Hello all! I’m a mentor for an FRC team. We’ve been experimenting with these great little Romi robots for a few months now and our coding team has learned more in this short time than in the last four years. What a great little platform.

We bought a Pololu arm kit for our Romi and have been figuring out how to put it together, again, learning so much. We got all the servos working and the arm together and working before mounting it on the Romi. The problem came when we mounted the arm on the Romi. We put in the four screws to hold the arm in place, put in the batteries (all six) and nothing. No cheerful little beep telling us the board was powered, no lights, nothing.

It seemed odd. I thought maybe the standoffs had touched something on 32U4 but it didn’t look like it. I took the four screws out and disconnected the servos. Reinstalled the batteries and still nothing. Now I’m starting to get a little concerned.

I connected a 5V battery to the micro-USB port and it powered up but the buzzer seemed to be signaling an error code every 3 seconds or so. I re-connected the Pi and powered up the board with the 5V battery again. The Pi booted and I connected to the WiFi. Everything looked normal on the Romi web page. I re-flashed the 32U4 from the Pi and that was successful but still no change. The buzzer still gives, what I assume is, an error code and the board won’t power from the batteries.

I read through several posts and someone with a similar problem was recommended to re-solder their battery connections. I did this but it didn’t change anything.

So, I’m a little stuck and really hoping that someone out there might have some suggestions.

Thanks for reading.


Just to clarify, did your Romi 32U4 Robot work fine until you connected the servos to it? How were you powering the servos and how did you connect them to your Romi Robot?

Could you measure the voltage at the VBAT pin on the Romi 32U4 Control Board? Also, could you measure the voltage at VREG when the robot is powered from the batteries? I have indicated where VBAT and VREG are in the picture below with a blue and yellow circle respectively:


Hi Brandon,

Thanks for your response.

Our robot worked fine before and after connecting the servos. I soldered header pins on the front like in the photo and then just connected the servos to the pins. The servos worked great and we were able to program the arm to function with a joystick.

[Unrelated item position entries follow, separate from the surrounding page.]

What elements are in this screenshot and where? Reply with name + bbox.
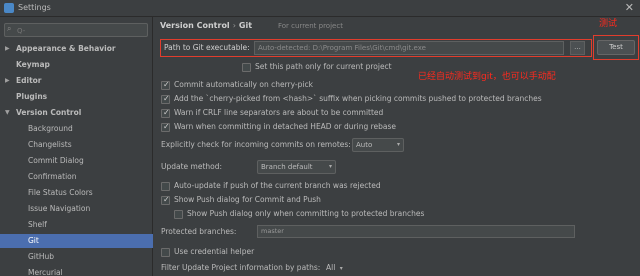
sidebar-item-label: Version Control — [16, 108, 82, 117]
checkbox-box[interactable] — [161, 182, 170, 191]
sidebar-item-file-status-colors[interactable]: File Status Colors — [0, 186, 153, 200]
sidebar-item-label: File Status Colors — [28, 188, 93, 197]
checkbox-label: Auto-update if push of the current branc… — [174, 181, 381, 190]
search-icon: ⌕ — [7, 24, 12, 33]
settings-search[interactable]: ⌕ — [4, 23, 148, 37]
sidebar-item-label: Background — [28, 124, 73, 133]
dropdown-caret-icon: ▾ — [328, 163, 332, 170]
explicit-check-select[interactable]: Auto ▾ — [352, 138, 404, 152]
sidebar-item-appearance[interactable]: ▶ Appearance & Behavior — [0, 42, 153, 56]
checkbox-label: Warn when committing in detached HEAD or… — [174, 122, 397, 131]
select-value: Auto — [356, 141, 373, 149]
sidebar-item-label: GitHub — [28, 252, 54, 261]
expand-arrow-icon[interactable]: ▶ — [5, 74, 10, 88]
sidebar-item-label: Git — [28, 236, 39, 245]
sidebar-item-shelf[interactable]: Shelf — [0, 218, 153, 232]
checkbox-box[interactable] — [174, 210, 183, 219]
sidebar-item-mercurial[interactable]: Mercurial — [0, 266, 153, 276]
checkbox-box[interactable] — [161, 107, 170, 119]
sidebar-item-background[interactable]: Background — [0, 122, 153, 136]
sidebar-item-keymap[interactable]: Keymap — [0, 58, 153, 72]
for-current-project-note: For current project — [278, 22, 343, 30]
checkbox-box[interactable] — [161, 248, 170, 257]
auto-update-checkbox[interactable]: Auto-update if push of the current branc… — [161, 180, 381, 192]
checkbox-label: Set this path only for current project — [255, 62, 392, 71]
expand-arrow-icon[interactable]: ▶ — [5, 42, 10, 56]
sidebar-item-version-control[interactable]: ▼ Version Control — [0, 106, 153, 120]
collapse-arrow-icon[interactable]: ▼ — [5, 106, 10, 120]
title-bar: Settings ✕ — [0, 0, 640, 17]
test-highlight: Test — [593, 35, 639, 60]
checkbox-box[interactable] — [161, 79, 170, 91]
sidebar-item-changelists[interactable]: Changelists — [0, 138, 153, 152]
filter-update-select[interactable]: All ▾ — [326, 262, 343, 274]
annotation-autodetect: 已经自动测试到git，也可以手动配 — [418, 72, 556, 82]
window-title: Settings — [18, 3, 51, 12]
select-value: Branch default — [261, 163, 313, 171]
checkbox-box[interactable] — [242, 63, 251, 72]
checkbox-label: Add the `cherry-picked from <hash>` suff… — [174, 94, 542, 103]
sidebar-item-confirmation[interactable]: Confirmation — [0, 170, 153, 184]
breadcrumb-current: Git — [238, 21, 253, 30]
git-path-input[interactable]: Auto-detected: D:\Program Files\Git\cmd\… — [254, 41, 564, 55]
breadcrumb: Version Control › Git — [160, 21, 252, 30]
explicit-check-label: Explicitly check for incoming commits on… — [161, 140, 351, 149]
update-method-label: Update method: — [161, 162, 223, 171]
sidebar-item-issue-navigation[interactable]: Issue Navigation — [0, 202, 153, 216]
credential-helper-checkbox[interactable]: Use credential helper — [161, 246, 254, 258]
checkbox-box[interactable] — [161, 194, 170, 206]
dropdown-caret-icon: ▾ — [339, 265, 343, 272]
sidebar-item-label: Commit Dialog — [28, 156, 84, 165]
update-method-select[interactable]: Branch default ▾ — [257, 160, 336, 174]
checkbox-label: Warn if CRLF line separators are about t… — [174, 108, 384, 117]
browse-button[interactable]: ... — [570, 41, 585, 55]
sidebar-item-label: Mercurial — [28, 268, 63, 276]
breadcrumb-parent[interactable]: Version Control — [160, 21, 230, 30]
dropdown-caret-icon: ▾ — [396, 141, 400, 148]
protected-branches-label: Protected branches: — [161, 227, 237, 236]
sidebar-item-label: Editor — [16, 76, 42, 85]
sidebar-item-commit-dialog[interactable]: Commit Dialog — [0, 154, 153, 168]
sidebar-item-label: Confirmation — [28, 172, 77, 181]
sidebar-item-label: Changelists — [28, 140, 72, 149]
git-settings-panel: Version Control › Git For current project … — [154, 17, 640, 276]
sidebar-item-label: Keymap — [16, 60, 50, 69]
select-value: All — [326, 263, 336, 272]
cherry-picked-suffix-checkbox[interactable]: Add the `cherry-picked from <hash>` suff… — [161, 93, 542, 105]
sidebar-item-label: Plugins — [16, 92, 48, 101]
show-push-dialog-checkbox[interactable]: Show Push dialog for Commit and Push — [161, 194, 321, 206]
settings-sidebar: ⌕ ▶ Appearance & Behavior Keymap ▶ Edito… — [0, 17, 153, 276]
warn-detached-head-checkbox[interactable]: Warn when committing in detached HEAD or… — [161, 121, 396, 133]
annotation-test: 测试 — [599, 19, 618, 29]
checkbox-box[interactable] — [161, 121, 170, 133]
commit-on-cherry-pick-checkbox[interactable]: Commit automatically on cherry-pick — [161, 79, 313, 91]
checkbox-label: Show Push dialog only when committing to… — [187, 209, 425, 218]
sidebar-item-editor[interactable]: ▶ Editor — [0, 74, 153, 88]
app-icon — [4, 3, 14, 13]
checkbox-label: Show Push dialog for Commit and Push — [174, 195, 321, 204]
sidebar-item-label: Appearance & Behavior — [16, 44, 116, 53]
git-path-label: Path to Git executable: — [164, 43, 250, 52]
sidebar-item-github[interactable]: GitHub — [0, 250, 153, 264]
protected-branches-input[interactable]: master — [257, 225, 575, 238]
checkbox-box[interactable] — [161, 93, 170, 105]
test-button[interactable]: Test — [597, 40, 635, 55]
checkbox-label: Use credential helper — [174, 247, 255, 256]
close-icon[interactable]: ✕ — [625, 1, 634, 14]
set-path-only-current-checkbox[interactable]: Set this path only for current project — [242, 61, 392, 73]
show-push-protected-checkbox[interactable]: Show Push dialog only when committing to… — [174, 208, 424, 220]
warn-crlf-checkbox[interactable]: Warn if CRLF line separators are about t… — [161, 107, 383, 119]
sidebar-item-git[interactable]: Git — [0, 234, 153, 248]
git-path-row: Path to Git executable: Auto-detected: D… — [160, 39, 592, 57]
breadcrumb-separator: › — [232, 21, 236, 30]
search-input[interactable] — [17, 25, 145, 36]
sidebar-item-plugins[interactable]: Plugins — [0, 90, 153, 104]
checkbox-label: Commit automatically on cherry-pick — [174, 80, 313, 89]
sidebar-item-label: Issue Navigation — [28, 204, 91, 213]
filter-update-label: Filter Update Project information by pat… — [161, 263, 321, 272]
sidebar-item-label: Shelf — [28, 220, 47, 229]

We didn’t have problems until we physically mounted the arm onto the robot. We lined up the standoffs, installed the four screws and then when we put the batteries in the robot seemed dead.

I have been able to power the board by connecting a battery pack to the micro-USB.

I get 8.17 volts on Vbat but nothing on Vreg. I assume that means there is something wrong with the voltage regulator circuit. Any suggestions on that?

It seems unlikely that just mounting the arm on the Romi would damage something, so I think we should look for other problems first. The main thing that jumps out at me is your 8.17V battery voltage, which makes it seem like you might be using mostly depleted alkaline batteries. If that is the case, can you try replacing them with freshly charged NiMH batteries or brand new alkalines (we generally recommend NiMH batteries for robots because they can deliver higher currents with less of a voltage drop than alkalines)? Also, can you try disconnecting the arm servos for now while we try to get your board working again?

By the way, please note that the 5V regulator on the Romi 32U4 Control Board cannot supply enough current to power all of the servos in that arm. Usually drawing too much current would just result in the voltage dropping and the board browning-out and resetting; however, it’s also possible that this could damage the regulator. We recommend using a higher-power external regulator to power the arm servos. You can find more information about this under the “Powering the servos” section of the Robot Arm Kit user’s guide.


I agree that mounting the arm didn’t likely cause any damage. The batteries I had in the Romi were NiMH batteries fresh from the charger which is why the voltage was high. I just measured them again and they are 7.8V.

Disconnecting the servos and the Raspberry Pi were the first things I did when I started having the problem so there is nothing connected to the board. At this point, the board is mounted to the chassis. The drive motors are still in place but other than that, nothing is connected to the board.

Thanks for the tip about 5V regulator and the servos. I had read about the possibility of a brownout situation. I also read that it was pretty easy to over volt the servos if they were powered directly from the batteries. Just got too excited to play around with the arm to build a separate circuit. I’ll check out the documentation you referenced.